Afghanistan: Dry fruit sales surge in Herat as Eid approaches

As Eid nears, Herat province sees a significant increase in dry fruit sales, with markets bustling from day into night.

Herat vendors report staying open until midnight to accommodate buyers over the last three nights, reflecting the heightened demand during Eid, which starts on Wednesday, April 10.

“Eid nights and days are not just profitable for dry fruit shop owners but also provide income for street vendors,” said one local vendor. Ehsanullah, another vendor, added, “Thank God, I am content with His blessings. Business is thriving, life is good, and we’re all at peace, especially during the holy month of Ramadan.”

There has also been a noticeable drop in dry fruit prices compared to last year, vendors said.

Bismillah, a Herat vendor, noted, “Last year, a kilogram of pistachios cost 800 Afghanis, but this year it’s down to 600 Afghanis. A kilogram of almonds went from 160 to 100 Afghanis, with every fruit seeing price reductions of 100 to 250 Afghanis.”
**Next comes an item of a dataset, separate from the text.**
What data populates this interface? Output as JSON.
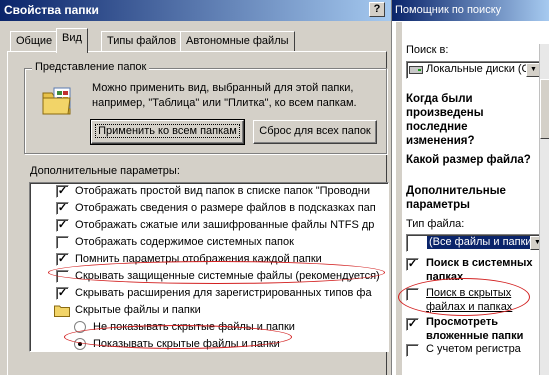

However, Daesh attacks have posed significant security challenges for the Taliban.

Taliban authorities urge public cooperation to maintain safety.

“The Herat security command is fully prepared to ensure the safety of all Herat’s areas and districts. We are actively seeking the cooperation of Herat residents in reporting any suspicious activities,” stated Abdullah Insaf, spokesperson for the Taliban police command in Herat.

Yet, the festive preparations and dry fruit sales don’t mask the underlying economic struggles faced by many in Afghanistan.

For some families, the lack of basic necessities overshadows the festive spirit. According to the World Bank, half of Afghanistan’s population lives in poverty, making Eid a challenging time rather than a joyful celebration for them.